The Disaster Management Act, 2005 was enacted for setting up the National Disaster Management Authority and State Disaster Management Authority respectively and to have a unified command over disaster management. The powers of the National Executive Committee and the State Executive Committee have been listed in the Act. A reading of the provisions of the Act would show that powers have not been vested with either the State or the Central Government to direct private employers to pay wages during a disaster despite the employees not working.
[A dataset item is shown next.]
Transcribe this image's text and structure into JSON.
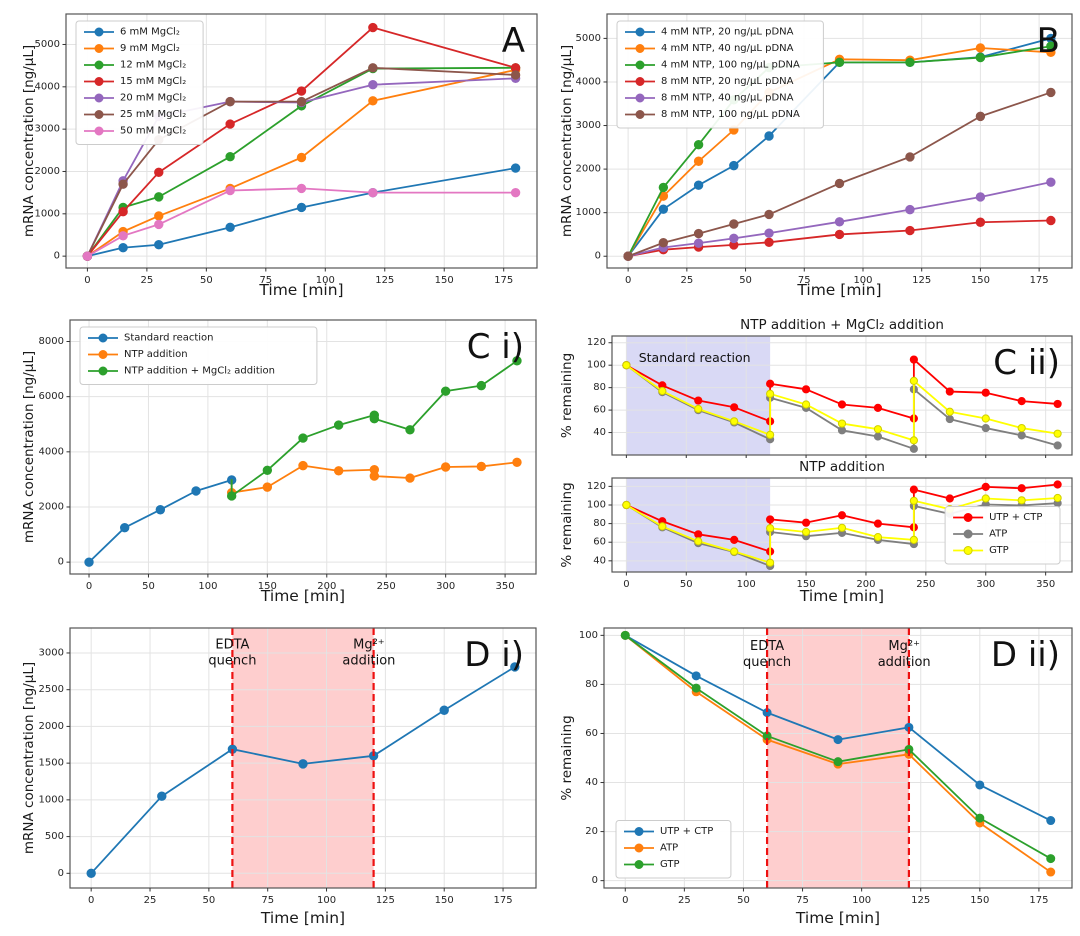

The Epidemic Diseases Act was enacted in 1897 to stop the spread of bubonic plague in then Bombay. The objective of the Act is to prevent the spread of epidemic diseases. Under the Act both the Central and the State governments have the powers to take measures in order to control the epidemic. Section 2 of the Act, confers States with the following special powers:
"to take measures and, by public notice, prescribe such temporary regulations to be observed by the public or by any person or class of persons as it shall deem necessary to prevent the outbreak of such disease or the spread thereof, and may determine in what manner and by whom any expenses incurred (including compensation if any) shall be defrayed."
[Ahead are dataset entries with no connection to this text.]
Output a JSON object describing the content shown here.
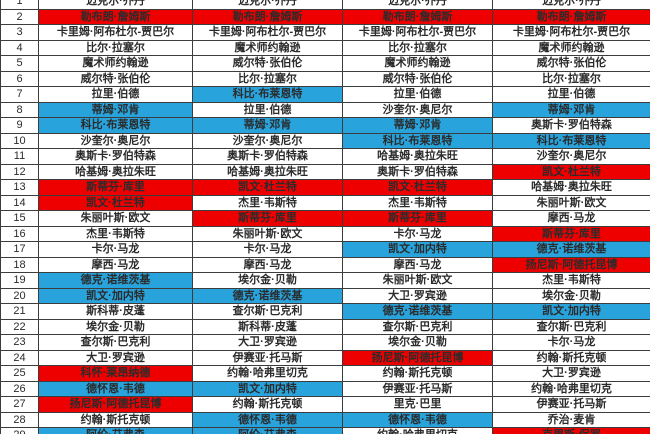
{
  "colors": {
    "red_highlight": "#ee0000",
    "blue_highlight": "#29a3dc",
    "grid_line": "#3c3c3c",
    "text": "#2b2b2b"
  },
  "table": {
    "description": "4-column all-time NBA player ranking comparison table, rows 1-29, red and blue highlighted cells",
    "rows": [
      {
        "rank": "1",
        "cells": [
          {
            "text": "迈克尔·乔丹",
            "hl": ""
          },
          {
            "text": "迈克尔·乔丹",
            "hl": ""
          },
          {
            "text": "迈克尔·乔丹",
            "hl": ""
          },
          {
            "text": "迈克尔·乔丹",
            "hl": ""
          }
        ]
      },
      {
        "rank": "2",
        "cells": [
          {
            "text": "勒布朗·詹姆斯",
            "hl": "red"
          },
          {
            "text": "勒布朗·詹姆斯",
            "hl": "red"
          },
          {
            "text": "勒布朗·詹姆斯",
            "hl": "red"
          },
          {
            "text": "勒布朗·詹姆斯",
            "hl": "red"
          }
        ]
      },
      {
        "rank": "3",
        "cells": [
          {
            "text": "卡里姆·阿布杜尔-贾巴尔",
            "hl": ""
          },
          {
            "text": "卡里姆·阿布杜尔-贾巴尔",
            "hl": ""
          },
          {
            "text": "卡里姆·阿布杜尔-贾巴尔",
            "hl": ""
          },
          {
            "text": "卡里姆·阿布杜尔-贾巴尔",
            "hl": ""
          }
        ]
      },
      {
        "rank": "4",
        "cells": [
          {
            "text": "比尔·拉塞尔",
            "hl": ""
          },
          {
            "text": "魔术师约翰逊",
            "hl": ""
          },
          {
            "text": "比尔·拉塞尔",
            "hl": ""
          },
          {
            "text": "魔术师约翰逊",
            "hl": ""
          }
        ]
      },
      {
        "rank": "5",
        "cells": [
          {
            "text": "魔术师约翰逊",
            "hl": ""
          },
          {
            "text": "威尔特·张伯伦",
            "hl": ""
          },
          {
            "text": "魔术师约翰逊",
            "hl": ""
          },
          {
            "text": "威尔特·张伯伦",
            "hl": ""
          }
        ]
      },
      {
        "rank": "6",
        "cells": [
          {
            "text": "威尔特·张伯伦",
            "hl": ""
          },
          {
            "text": "比尔·拉塞尔",
            "hl": ""
          },
          {
            "text": "威尔特·张伯伦",
            "hl": ""
          },
          {
            "text": "比尔·拉塞尔",
            "hl": ""
          }
        ]
      },
      {
        "rank": "7",
        "cells": [
          {
            "text": "拉里·伯德",
            "hl": ""
          },
          {
            "text": "科比·布莱恩特",
            "hl": "blue"
          },
          {
            "text": "拉里·伯德",
            "hl": ""
          },
          {
            "text": "拉里·伯德",
            "hl": ""
          }
        ]
      },
      {
        "rank": "8",
        "cells": [
          {
            "text": "蒂姆·邓肯",
            "hl": "blue"
          },
          {
            "text": "拉里·伯德",
            "hl": ""
          },
          {
            "text": "沙奎尔·奥尼尔",
            "hl": ""
          },
          {
            "text": "蒂姆·邓肯",
            "hl": "blue"
          }
        ]
      },
      {
        "rank": "9",
        "cells": [
          {
            "text": "科比·布莱恩特",
            "hl": "blue"
          },
          {
            "text": "蒂姆·邓肯",
            "hl": "blue"
          },
          {
            "text": "蒂姆·邓肯",
            "hl": "blue"
          },
          {
            "text": "奥斯卡·罗伯特森",
            "hl": ""
          }
        ]
      },
      {
        "rank": "10",
        "cells": [
          {
            "text": "沙奎尔·奥尼尔",
            "hl": ""
          },
          {
            "text": "沙奎尔·奥尼尔",
            "hl": ""
          },
          {
            "text": "科比·布莱恩特",
            "hl": "blue"
          },
          {
            "text": "科比·布莱恩特",
            "hl": "blue"
          }
        ]
      },
      {
        "rank": "11",
        "cells": [
          {
            "text": "奥斯卡·罗伯特森",
            "hl": ""
          },
          {
            "text": "奥斯卡·罗伯特森",
            "hl": ""
          },
          {
            "text": "哈基姆·奥拉朱旺",
            "hl": ""
          },
          {
            "text": "沙奎尔·奥尼尔",
            "hl": ""
          }
        ]
      },
      {
        "rank": "12",
        "cells": [
          {
            "text": "哈基姆·奥拉朱旺",
            "hl": ""
          },
          {
            "text": "哈基姆·奥拉朱旺",
            "hl": ""
          },
          {
            "text": "奥斯卡·罗伯特森",
            "hl": ""
          },
          {
            "text": "凯文·杜兰特",
            "hl": "red"
          }
        ]
      },
      {
        "rank": "13",
        "cells": [
          {
            "text": "斯蒂芬·库里",
            "hl": "red"
          },
          {
            "text": "凯文·杜兰特",
            "hl": "red"
          },
          {
            "text": "凯文·杜兰特",
            "hl": "red"
          },
          {
            "text": "哈基姆·奥拉朱旺",
            "hl": ""
          }
        ]
      },
      {
        "rank": "14",
        "cells": [
          {
            "text": "凯文·杜兰特",
            "hl": "red"
          },
          {
            "text": "杰里·韦斯特",
            "hl": ""
          },
          {
            "text": "杰里·韦斯特",
            "hl": ""
          },
          {
            "text": "朱丽叶斯·欧文",
            "hl": ""
          }
        ]
      },
      {
        "rank": "15",
        "cells": [
          {
            "text": "朱丽叶斯·欧文",
            "hl": ""
          },
          {
            "text": "斯蒂芬·库里",
            "hl": "red"
          },
          {
            "text": "斯蒂芬·库里",
            "hl": "red"
          },
          {
            "text": "摩西·马龙",
            "hl": ""
          }
        ]
      },
      {
        "rank": "16",
        "cells": [
          {
            "text": "杰里·韦斯特",
            "hl": ""
          },
          {
            "text": "朱丽叶斯·欧文",
            "hl": ""
          },
          {
            "text": "卡尔·马龙",
            "hl": ""
          },
          {
            "text": "斯蒂芬·库里",
            "hl": "red"
          }
        ]
      },
      {
        "rank": "17",
        "cells": [
          {
            "text": "卡尔·马龙",
            "hl": ""
          },
          {
            "text": "卡尔·马龙",
            "hl": ""
          },
          {
            "text": "凯文·加内特",
            "hl": "blue"
          },
          {
            "text": "德克·诺维茨基",
            "hl": "blue"
          }
        ]
      },
      {
        "rank": "18",
        "cells": [
          {
            "text": "摩西·马龙",
            "hl": ""
          },
          {
            "text": "摩西·马龙",
            "hl": ""
          },
          {
            "text": "摩西·马龙",
            "hl": ""
          },
          {
            "text": "扬尼斯·阿德托昆博",
            "hl": "red"
          }
        ]
      },
      {
        "rank": "19",
        "cells": [
          {
            "text": "德克·诺维茨基",
            "hl": "blue"
          },
          {
            "text": "埃尔金·贝勒",
            "hl": ""
          },
          {
            "text": "朱丽叶斯·欧文",
            "hl": ""
          },
          {
            "text": "杰里·韦斯特",
            "hl": ""
          }
        ]
      },
      {
        "rank": "20",
        "cells": [
          {
            "text": "凯文·加内特",
            "hl": "blue"
          },
          {
            "text": "德克·诺维茨基",
            "hl": "blue"
          },
          {
            "text": "大卫·罗宾逊",
            "hl": ""
          },
          {
            "text": "埃尔金·贝勒",
            "hl": ""
          }
        ]
      },
      {
        "rank": "21",
        "cells": [
          {
            "text": "斯科蒂·皮蓬",
            "hl": ""
          },
          {
            "text": "查尔斯·巴克利",
            "hl": ""
          },
          {
            "text": "德克·诺维茨基",
            "hl": "blue"
          },
          {
            "text": "凯文·加内特",
            "hl": "blue"
          }
        ]
      },
      {
        "rank": "22",
        "cells": [
          {
            "text": "埃尔金·贝勒",
            "hl": ""
          },
          {
            "text": "斯科蒂·皮蓬",
            "hl": ""
          },
          {
            "text": "查尔斯·巴克利",
            "hl": ""
          },
          {
            "text": "查尔斯·巴克利",
            "hl": ""
          }
        ]
      },
      {
        "rank": "23",
        "cells": [
          {
            "text": "查尔斯·巴克利",
            "hl": ""
          },
          {
            "text": "大卫·罗宾逊",
            "hl": ""
          },
          {
            "text": "埃尔金·贝勒",
            "hl": ""
          },
          {
            "text": "卡尔·马龙",
            "hl": ""
          }
        ]
      },
      {
        "rank": "24",
        "cells": [
          {
            "text": "大卫·罗宾逊",
            "hl": ""
          },
          {
            "text": "伊赛亚·托马斯",
            "hl": ""
          },
          {
            "text": "扬尼斯·阿德托昆博",
            "hl": "red"
          },
          {
            "text": "约翰·斯托克顿",
            "hl": ""
          }
        ]
      },
      {
        "rank": "25",
        "cells": [
          {
            "text": "科怀·莱昂纳德",
            "hl": "red"
          },
          {
            "text": "约翰·哈弗里切克",
            "hl": ""
          },
          {
            "text": "约翰·斯托克顿",
            "hl": ""
          },
          {
            "text": "大卫·罗宾逊",
            "hl": ""
          }
        ]
      },
      {
        "rank": "26",
        "cells": [
          {
            "text": "德怀恩·韦德",
            "hl": "blue"
          },
          {
            "text": "凯文·加内特",
            "hl": "blue"
          },
          {
            "text": "伊赛亚·托马斯",
            "hl": ""
          },
          {
            "text": "约翰·哈弗里切克",
            "hl": ""
          }
        ]
      },
      {
        "rank": "27",
        "cells": [
          {
            "text": "扬尼斯·阿德托昆博",
            "hl": "red"
          },
          {
            "text": "约翰·斯托克顿",
            "hl": ""
          },
          {
            "text": "里克·巴里",
            "hl": ""
          },
          {
            "text": "伊赛亚·托马斯",
            "hl": ""
          }
        ]
      },
      {
        "rank": "28",
        "cells": [
          {
            "text": "约翰·斯托克顿",
            "hl": ""
          },
          {
            "text": "德怀恩·韦德",
            "hl": "blue"
          },
          {
            "text": "德怀恩·韦德",
            "hl": "blue"
          },
          {
            "text": "乔治·麦肯",
            "hl": ""
          }
        ]
      },
      {
        "rank": "29",
        "cells": [
          {
            "text": "阿伦·艾弗森",
            "hl": "blue"
          },
          {
            "text": "阿伦·艾弗森",
            "hl": "blue"
          },
          {
            "text": "约翰·哈弗里切克",
            "hl": ""
          },
          {
            "text": "克里斯·保罗",
            "hl": "red"
          }
        ]
      }
    ]
  }
}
The substantial part of the Act is Section 2 and it only enables the government to prescribe measures to prevent the outbreak of such disease or the spread thereof. The same certainly does not clothe the government with a power to direct a private employer to pay wages.
Central Government and State Governments would need to come up with a scheme to subsidize employers towards the wages paid during the lockdown considering subsiding the wage cost for the lockdown period, if not in entirety, at least in part. The scheme can be linked to profits earned by the industrial establishment and the wage bill for a month. In the absence of such a scheme, if for any reason the government decides to extend the lockdown private employers especially small and medium industries will be put through hardships that could even bankrupt them.
It is amply clear now that the epidemic was never going to be contained. At most, its spread has been perhaps slowed by the lock down imposed in China, India and local as well as global government efforts to identify infected people and anyone they might have been in contact with. With the outbreak showing no signs of abating, the corona virus disruption is set to continue. In any case, pursuing a pro-active approach in connection with the handling of the economic consequences of the coronavirus epidemic will be the better choice.